I am qualified to opine on physician compensation formulas, because I’ve spent hard time on both sides of the payment seesaw. For the first 10 years of my career, I was on salary. We were told, however, that we could earn productivity ‘bonuses’, but these rewards were trivial. An ‘employee of the month’ parking spot near the entrance would have been worth more, especially during the frigid Cleveland winters.
After 10 years, I moved over to the dark side, where I was paid for each service I provided. In Part I this week, I present pros and cons of salaried medicine. I suspect that I've overlooked some of the advantages and drawbacks of paycheck medicine, so I hope that readers will correct my errors and omissions.
Good Stuff About Paying Gastroenterologists a Salary
- Lowers health care costs by underpaying specialty physicians
- Eliminates financial conflicts of interests. The colonoscope is not a capitalist tool.
- Reduces unnecessary medical procedures as gastro docs would rather read The New York Times than scope for free. This not only increases gastro docs’ knowledge of the world, but also reduces job cuts at the Times and other newspapers facing financial challenges.
- Lowers medical costs by reducing the volume of GI consults, since primary physicians know there is a high threshold for pulling the ‘scope trigger’.
- Dinner with the family every night since salaried physicians turn their beepers off at the appointed hour.
- Strengthens character by shielding salaried specialists from greed and other sins and temptations.
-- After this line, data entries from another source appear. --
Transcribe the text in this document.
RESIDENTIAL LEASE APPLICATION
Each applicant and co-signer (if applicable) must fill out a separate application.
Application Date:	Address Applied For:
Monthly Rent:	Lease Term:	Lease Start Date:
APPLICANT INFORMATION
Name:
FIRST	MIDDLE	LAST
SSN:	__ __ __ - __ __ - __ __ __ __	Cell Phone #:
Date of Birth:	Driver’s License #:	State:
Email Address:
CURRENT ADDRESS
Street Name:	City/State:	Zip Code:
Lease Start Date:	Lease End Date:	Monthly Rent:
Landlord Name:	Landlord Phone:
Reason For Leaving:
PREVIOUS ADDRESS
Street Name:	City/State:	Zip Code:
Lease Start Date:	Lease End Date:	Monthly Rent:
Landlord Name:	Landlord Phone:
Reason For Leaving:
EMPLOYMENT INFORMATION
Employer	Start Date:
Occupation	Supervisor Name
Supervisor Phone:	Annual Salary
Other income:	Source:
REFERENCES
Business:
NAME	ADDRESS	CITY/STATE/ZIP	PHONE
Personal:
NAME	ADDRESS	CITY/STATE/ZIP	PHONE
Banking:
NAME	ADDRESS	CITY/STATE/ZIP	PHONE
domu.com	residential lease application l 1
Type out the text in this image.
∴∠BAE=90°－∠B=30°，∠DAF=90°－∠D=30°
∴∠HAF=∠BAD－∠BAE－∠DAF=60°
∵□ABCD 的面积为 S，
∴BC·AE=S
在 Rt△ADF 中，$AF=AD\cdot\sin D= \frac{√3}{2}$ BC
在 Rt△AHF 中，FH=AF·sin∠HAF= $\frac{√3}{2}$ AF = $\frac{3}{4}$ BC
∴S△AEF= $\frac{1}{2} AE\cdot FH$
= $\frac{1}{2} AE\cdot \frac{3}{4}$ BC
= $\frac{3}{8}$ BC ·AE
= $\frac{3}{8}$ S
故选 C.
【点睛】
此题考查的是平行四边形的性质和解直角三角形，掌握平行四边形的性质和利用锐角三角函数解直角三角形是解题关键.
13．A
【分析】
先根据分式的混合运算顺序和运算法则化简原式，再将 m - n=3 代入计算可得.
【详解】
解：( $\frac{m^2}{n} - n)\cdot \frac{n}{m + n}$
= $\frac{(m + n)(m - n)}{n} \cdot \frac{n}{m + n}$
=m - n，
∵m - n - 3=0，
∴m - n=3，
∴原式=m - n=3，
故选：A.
- Creates more relaxed and rested GI specialists. Every minute of alloted leisure time is taken. Hey, the boss is paying! I know this because I've been there.
- No need to devote even 2 neurons to payroll, overhead and cash flow issues.
- No hustling for patients. For me, this was the sweet spot of salaried medicine.
Crummy Stuff About Paying Gastroenterologists a Salary
- Eliminates an important incentive to increase performance.
- Patients often told that the schedule is full. Why squeeze in a patient ?
- Patients with acute issues are often directed to urgent care centers or emergency rooms by staff personnel, or physicians, who have been affected by the shift work mentality of a salaried culture.
- Creates fun turf conflicts when salaried gastroenterologists spar with salaried primary care physicians over which of them should go the to ER to see a diverticulitis patient at midnight. Since neither will get paid for the encounter, each graciously volunteers that the other do the doctoring deed. Here’s a hypothetical conversation that every emergency room physician has heard repeatedly.
Internist: “Diverticulitis is a pure gastrointestinal condition and you should admit the patient STAT!”
GI Guy: “I did an internal medicine residency also. We never dumped on our specialists. Aren’t you an internist? Would you ask a pulmonary specialist to admit a patient with a cough? Would you ask a nephrologist to admit a patient with a urinary tract infection? Are you a real doctor or a triage machine?”
- Loss of professionalism when medical policy and employment edicts are issued by ‘suits’.
- Measurement, monitoring and tracking of absurd performance standards that can be used to provide ‘bonus’ payments to compliant physicians. Read: You will be docked if you don’t fall in line.
When I enter a hardware store that is a family business, I am greeted at once by smiling human beings who are anxious to assist me. When I enter a big box warehouse retail outlet, I have to hire a private investigator to track down an employee who is under cover, hoping that I will at least be told the longitude and latitude of my desired purchase.
Fee-for-service medicine is often demonized, but is it really the enemy?